You might be forgiven for yawning. In the first place, haven't we seen this movie before? Nearly every agency today has deep competency in search, display, paid social and even content creation. We're good with this stuff. In addition, the more things change, the more they stay the same. TV continues to occupy a significant amount of people's time (4.5 hours per day, according to Nielsen), and brands are still putting a lot of money into it.
But it's no time to get complacent. While disruption is nothing new, brands are finally responding to it in a big way, rapidly shifting their budgets to new platforms. In the next 12-24 months alone, we'll see all of the following:
- Digital overtaking broadcast in total media spend.
- Mobile overtaking desktop in digital media spend.
- Marketers purchasing 63% of display media programmatically.
- Companies spending over $32 billion on marketing technologies for their organizations.
- Google joining Facebook, Twitter, and China's WeChat in having the majority of its revenues come from mobile.
In other words, we find ourselves in the midst of a third wave of digital, brought on by the rapid proliferation of micro video, messaging apps and devices with larger screens. For digital agencies, it's a bit like the dog finally catching the car. It's great that everyone wants to pay us for our expertise, but we also have to get our organizations in line and show results, or brands will go elsewhere.
In particular, four big (and difficult) opportunities lie in front of us: co-creation, data and creativity, the new breed of native and culture.
Casting a wider co-creation net
Increasingly, people don't follow brands. They follow a rapidly emerging set of artists, who have built audiences seemingly overnight. For example, Vine is still under three years old but already has more than 200 users who have a million-plus followers. The good news is that these new stars are typically open to working with brands and agencies -- and their fans don't seem to mind. That's why we should embrace co-creation to produce content that people actually want to see. If you're looking for help in this area, companies like Tinker Street and Fullscreen
Making data the true friend of creativity
We've talked a lot as an industry about data inspiring creativity, but much of the talk has been cheap. Agencies need to put analysts and creators in the same room.

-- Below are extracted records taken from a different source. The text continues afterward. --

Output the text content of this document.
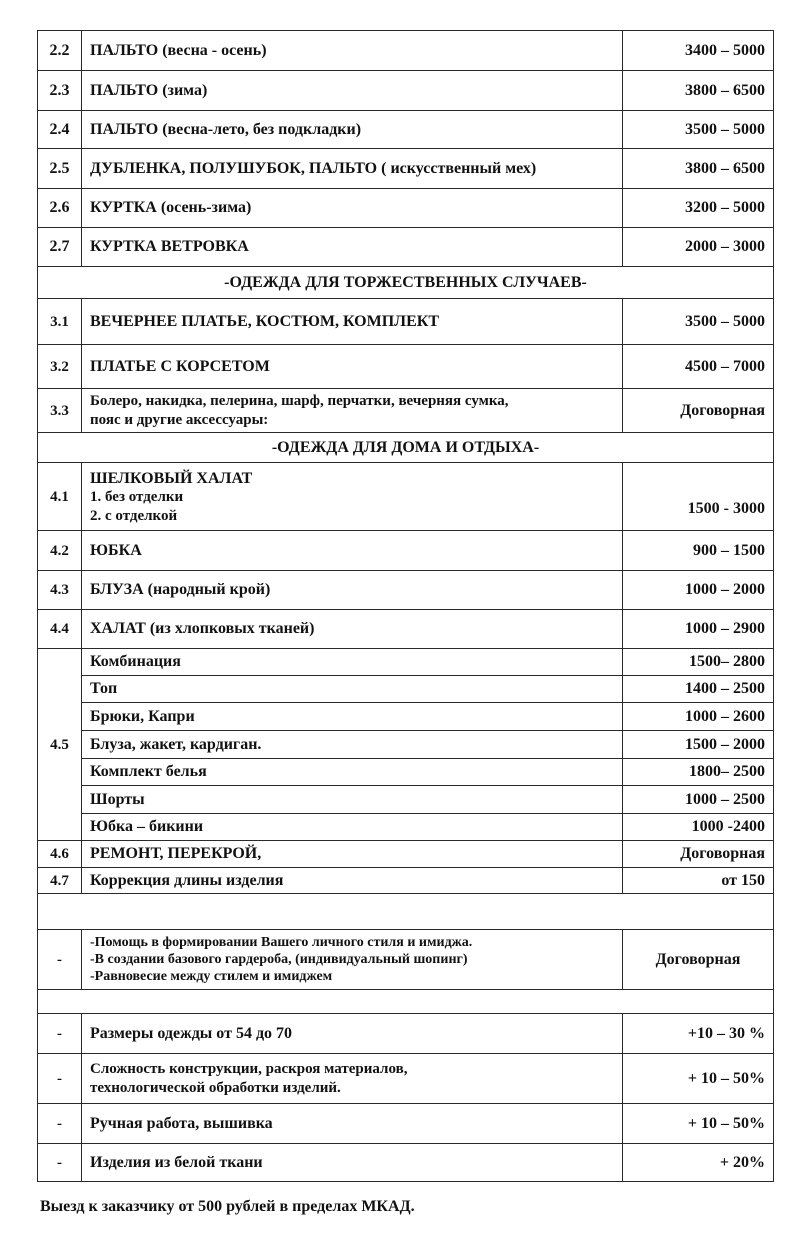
2.2	ПАЛЬТО (весна - осень)	3400 – 5000
2.3	ПАЛЬТО (зима)	3800 – 6500
2.4	ПАЛЬТО (весна-лето, без подкладки)	3500 – 5000
2.5	ДУБЛЕНКА, ПОЛУШУБОК, ПАЛЬТО ( искусственный мех)	3800 – 6500
2.6	КУРТКА (осень-зима)	3200 – 5000
2.7	КУРТКА ВЕТРОВКА	2000 – 3000
-ОДЕЖДА ДЛЯ ТОРЖЕСТВЕННЫХ СЛУЧАЕВ-		
3.1	ВЕЧЕРНЕЕ ПЛАТЬЕ, КОСТЮМ, КОМПЛЕКТ	3500 – 5000
3.2	ПЛАТЬЕ С КОРСЕТОМ	4500 – 7000
3.3	Болеро, накидка, пелерина, шарф, перчатки, вечерняя сумка,
пояс и другие аксессуары:	Договорная
-ОДЕЖДА ДЛЯ ДОМА И ОТДЫХА-		
4.1	ШЕЛКОВЫЙ ХАЛАТ
1. без отделки
2. с отделкой	1500 - 3000
4.2	ЮБКА	900 – 1500
4.3	БЛУЗА (народный крой)	1000 – 2000
4.4	ХАЛАТ (из хлопковых тканей)	1000 – 2900
4.5	Комбинация	1500– 2800
	Топ	1400 – 2500
	Брюки, Капри	1000 – 2600
	Блуза, жакет, кардиган.	1500 – 2000
	Комплект белья	1800– 2500
	Шорты	1000 – 2500
	Юбка – бикини	1000 -2400
4.6	РЕМОНТ, ПЕРЕКРОЙ,	Договорная
4.7	Коррекция длины изделия	от 150

-	-Помощь в формировании Вашего личного стиля и имиджа.
-В создании базового гардероба, (индивидуальный шопинг)
-Равновесие между стилем и имиджем	Договорная

-	Размеры одежды от 54 до 70	+10 – 30 %
-	Сложность конструкции, раскроя материалов,
технологической обработки изделий.	+ 10 – 50%
-	Ручная работа, вышивка	+ 10 – 50%
-	Изделия из белой ткани	+ 20%
Выезд к заказчику от 500 рублей в пределах МКАД.
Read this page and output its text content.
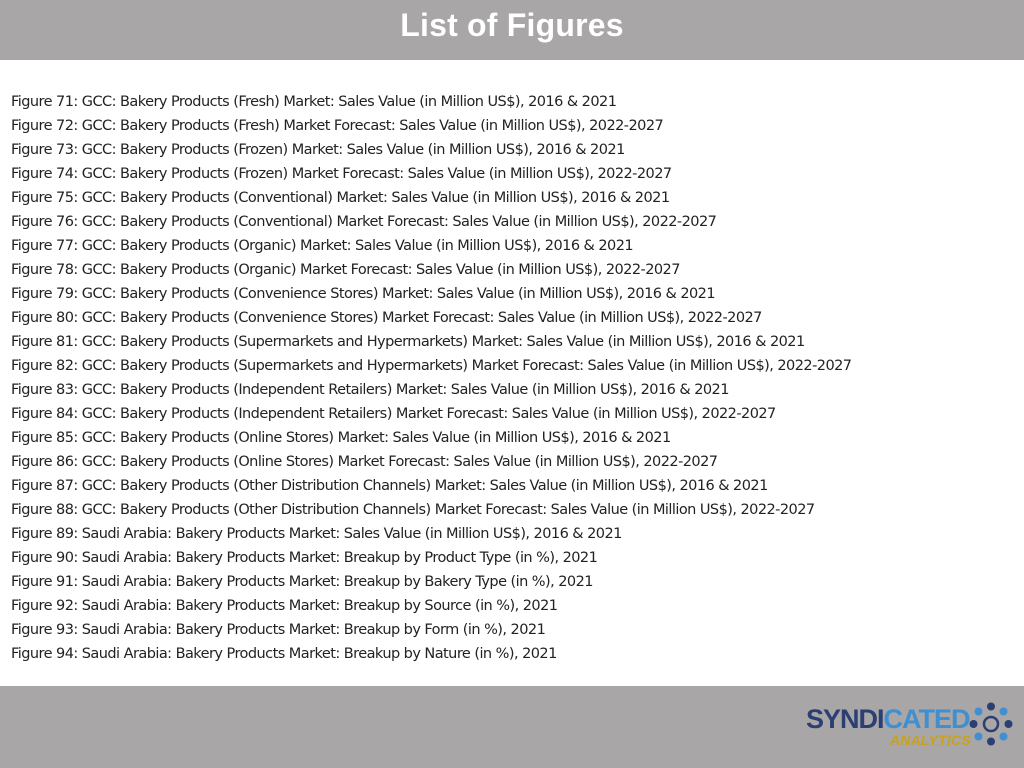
List of Figures
Figure 71: GCC: Bakery Products (Fresh) Market: Sales Value (in Million US$), 2016 & 2021
Figure 72: GCC: Bakery Products (Fresh) Market Forecast: Sales Value (in Million US$), 2022-2027
Figure 73: GCC: Bakery Products (Frozen) Market: Sales Value (in Million US$), 2016 & 2021
Figure 74: GCC: Bakery Products (Frozen) Market Forecast: Sales Value (in Million US$), 2022-2027
Figure 75: GCC: Bakery Products (Conventional) Market: Sales Value (in Million US$), 2016 & 2021
Figure 76: GCC: Bakery Products (Conventional) Market Forecast: Sales Value (in Million US$), 2022-2027
Figure 77: GCC: Bakery Products (Organic) Market: Sales Value (in Million US$), 2016 & 2021
Figure 78: GCC: Bakery Products (Organic) Market Forecast: Sales Value (in Million US$), 2022-2027
Figure 79: GCC: Bakery Products (Convenience Stores) Market: Sales Value (in Million US$), 2016 & 2021
Figure 80: GCC: Bakery Products (Convenience Stores) Market Forecast: Sales Value (in Million US$), 2022-2027
Figure 81: GCC: Bakery Products (Supermarkets and Hypermarkets) Market: Sales Value (in Million US$), 2016 & 2021
Figure 82: GCC: Bakery Products (Supermarkets and Hypermarkets) Market Forecast: Sales Value (in Million US$), 2022-2027
Figure 83: GCC: Bakery Products (Independent Retailers) Market: Sales Value (in Million US$), 2016 & 2021
Figure 84: GCC: Bakery Products (Independent Retailers) Market Forecast: Sales Value (in Million US$), 2022-2027
Figure 85: GCC: Bakery Products (Online Stores) Market: Sales Value (in Million US$), 2016 & 2021
Figure 86: GCC: Bakery Products (Online Stores) Market Forecast: Sales Value (in Million US$), 2022-2027
Figure 87: GCC: Bakery Products (Other Distribution Channels) Market: Sales Value (in Million US$), 2016 & 2021
Figure 88: GCC: Bakery Products (Other Distribution Channels) Market Forecast: Sales Value (in Million US$), 2022-2027
Figure 89: Saudi Arabia: Bakery Products Market: Sales Value (in Million US$), 2016 & 2021
Figure 90: Saudi Arabia: Bakery Products Market: Breakup by Product Type (in %), 2021
Figure 91: Saudi Arabia: Bakery Products Market: Breakup by Bakery Type (in %), 2021
Figure 92: Saudi Arabia: Bakery Products Market: Breakup by Source (in %), 2021
Figure 93: Saudi Arabia: Bakery Products Market: Breakup by Form (in %), 2021
Figure 94: Saudi Arabia: Bakery Products Market: Breakup by Nature (in %), 2021
SYNDICATED
ANALYTICS
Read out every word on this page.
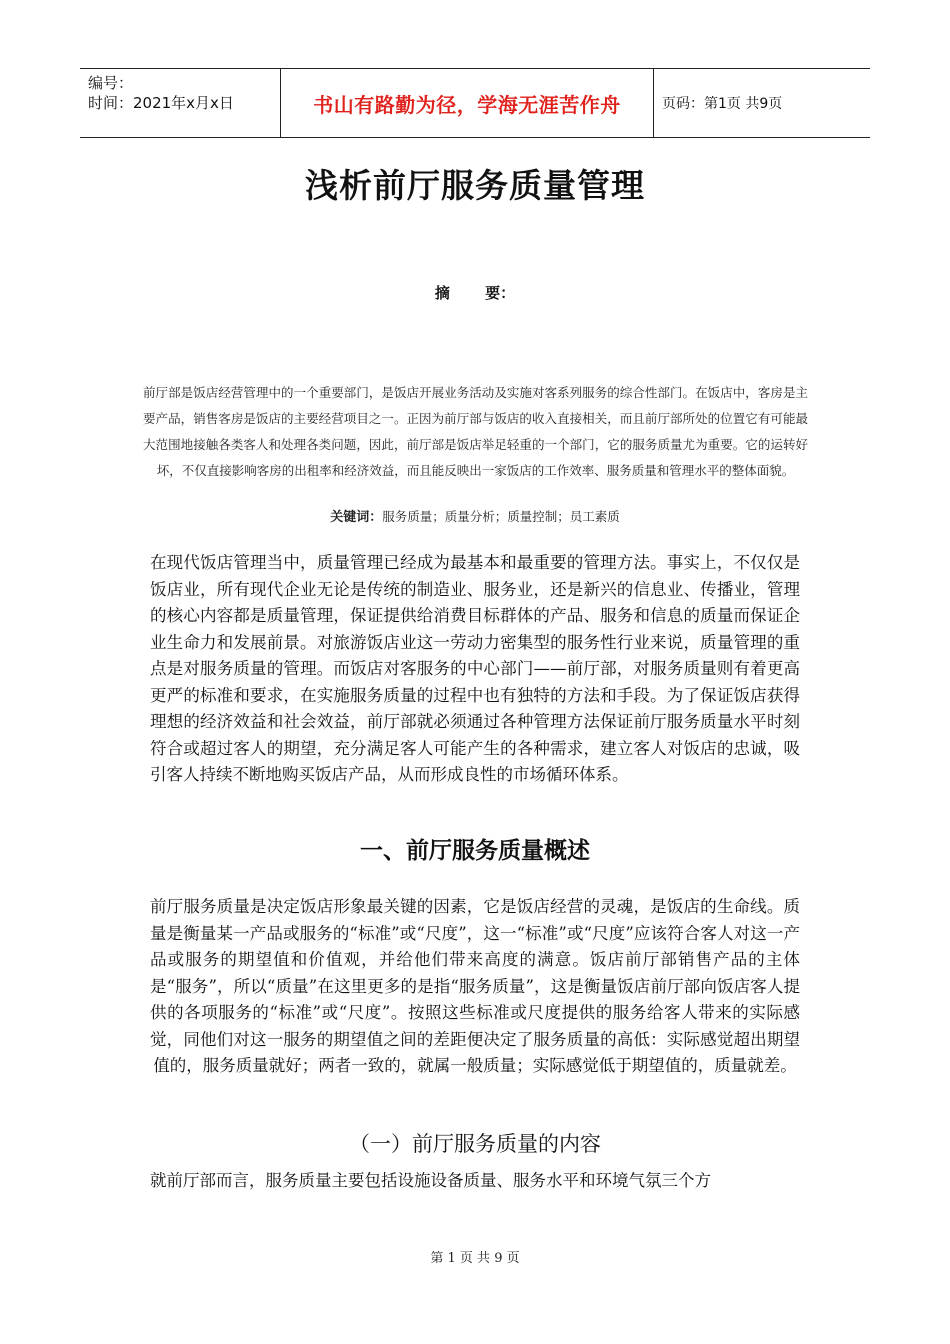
编号：
时间：2021年x月x日	书山有路勤为径，学海无涯苦作舟	页码：第1页 共9页
浅析前厅服务质量管理
摘 要：
前厅部是饭店经营管理中的一个重要部门，是饭店开展业务活动及实施对客系列服务的综合性部门。在饭店中，客房是主要产品，销售客房是饭店的主要经营项目之一。正因为前厅部与饭店的收入直接相关，而且前厅部所处的位置它有可能最大范围地接触各类客人和处理各类问题，因此，前厅部是饭店举足轻重的一个部门，它的服务质量尤为重要。它的运转好坏，不仅直接影响客房的出租率和经济效益，而且能反映出一家饭店的工作效率、服务质量和管理水平的整体面貌。
关键词：服务质量；质量分析；质量控制；员工素质
在现代饭店管理当中，质量管理已经成为最基本和最重要的管理方法。事实上，不仅仅是饭店业，所有现代企业无论是传统的制造业、服务业，还是新兴的信息业、传播业，管理的核心内容都是质量管理，保证提供给消费目标群体的产品、服务和信息的质量而保证企业生命力和发展前景。对旅游饭店业这一劳动力密集型的服务性行业来说，质量管理的重点是对服务质量的管理。而饭店对客服务的中心部门——前厅部，对服务质量则有着更高更严的标准和要求，在实施服务质量的过程中也有独特的方法和手段。为了保证饭店获得理想的经济效益和社会效益，前厅部就必须通过各种管理方法保证前厅服务质量水平时刻符合或超过客人的期望，充分满足客人可能产生的各种需求，建立客人对饭店的忠诚，吸引客人持续不断地购买饭店产品，从而形成良性的市场循环体系。
一、前厅服务质量概述
前厅服务质量是决定饭店形象最关键的因素，它是饭店经营的灵魂，是饭店的生命线。质量是衡量某一产品或服务的“标准”或“尺度”，这一“标准”或“尺度”应该符合客人对这一产品或服务的期望值和价值观，并给他们带来高度的满意。饭店前厅部销售产品的主体是“服务”，所以“质量”在这里更多的是指“服务质量”，这是衡量饭店前厅部向饭店客人提供的各项服务的“标准”或“尺度”。按照这些标准或尺度提供的服务给客人带来的实际感觉，同他们对这一服务的期望值之间的差距便决定了服务质量的高低：实际感觉超出期望值的，服务质量就好；两者一致的，就属一般质量；实际感觉低于期望值的，质量就差。
（一）前厅服务质量的内容
就前厅部而言，服务质量主要包括设施设备质量、服务水平和环境气氛三个方
第 1 页 共 9 页
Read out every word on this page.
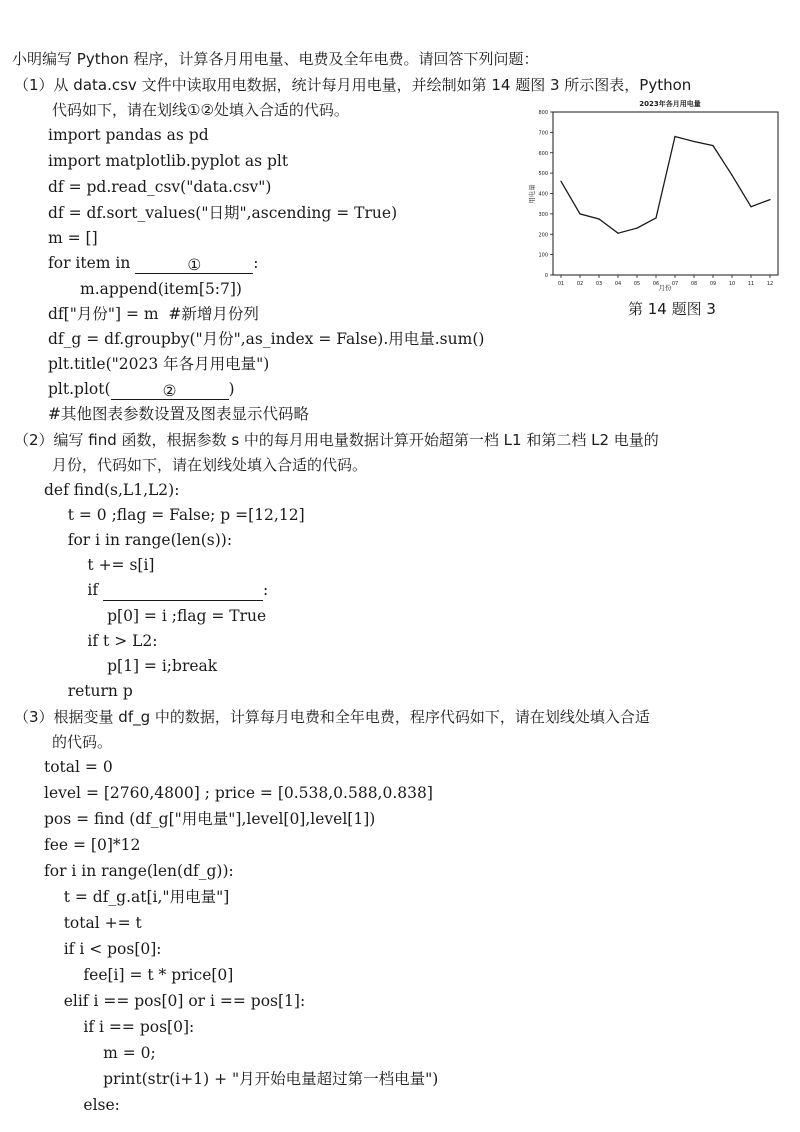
小明编写 Python 程序，计算各月用电量、电费及全年电费。请回答下列问题：
（1）从 data.csv 文件中读取用电数据，统计每月用电量，并绘制如第 14 题图 3 所示图表，Python
代码如下，请在划线①②处填入合适的代码。
import pandas as pd
import matplotlib.pyplot as plt
df = pd.read_csv("data.csv")
df = df.sort_values("日期",ascending = True)
m = []
for item in	①	:
m.append(item[5:7])
df["月份"] = m  #新增月份列
df_g = df.groupby("月份",as_index = False).用电量.sum()
plt.title("2023 年各月用电量")
plt.plot(	②	)
#其他图表参数设置及图表显示代码略
2023年各月用电量
0
100
200
300
400
500
600
700
800
01	02	03	04	05	06	07	08	09	10	11	12
用电量
月份
第 14 题图 3
（2）编写 find 函数，根据参数 s 中的每月用电量数据计算开始超第一档 L1 和第二档 L2 电量的
月份，代码如下，请在划线处填入合适的代码。
def find(s,L1,L2):
t = 0 ;flag = False; p =[12,12]
for i in range(len(s)):
t += s[i]
if	:
p[0] = i ;flag = True
if t > L2:
p[1] = i;break
return p
（3）根据变量 df_g 中的数据，计算每月电费和全年电费，程序代码如下，请在划线处填入合适
的代码。
total = 0
level = [2760,4800] ; price = [0.538,0.588,0.838]
pos = find (df_g["用电量"],level[0],level[1])
fee = [0]*12
for i in range(len(df_g)):
t = df_g.at[i,"用电量"]
total += t
if i < pos[0]:
fee[i] = t * price[0]
elif i == pos[0] or i == pos[1]:
if i == pos[0]:
m = 0;
print(str(i+1) + "月开始电量超过第一档电量")
else:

What's more, they need to educate their creatives on what data can do for them. Gone are the days of sleepwalking through elaborate dashboards. Today, social listening tools can help drive conversations; usage data can inform content production; and eye-tracking can reveal what might work (and not) before going live. Companies like Domo are finally making data friendly enough to that everyone can understand it.
When it comes to mobile, display ads don't work (49% of clicks are accidental). Native advertising can be much more successful, but it has to be done right. That means we need to bring some serious craft, storytelling and awareness of where we're publishing to our efforts. A native ad that looks like a disruptive banner is a disruptive banner -- and will get the same results.
Getting serious about culture
While many media startups and technology companies offer credibility, cachet and great compensation packages for young talent, many agencies still have 24/7 work environments and startling annual turnover rates. Instead, they need to create cultures that respect the work/life balance, encourage diversity and provide tangible opportunities for learning and development.
Digital's third wave makes it an exciting time to be in marketing, but we should have no illusions about its implications. If digital agencies move fast and smart to catch it, they will be the big winners. If not, our clients will find more dynamic partners to move their brands forward. In other words, time to get to work.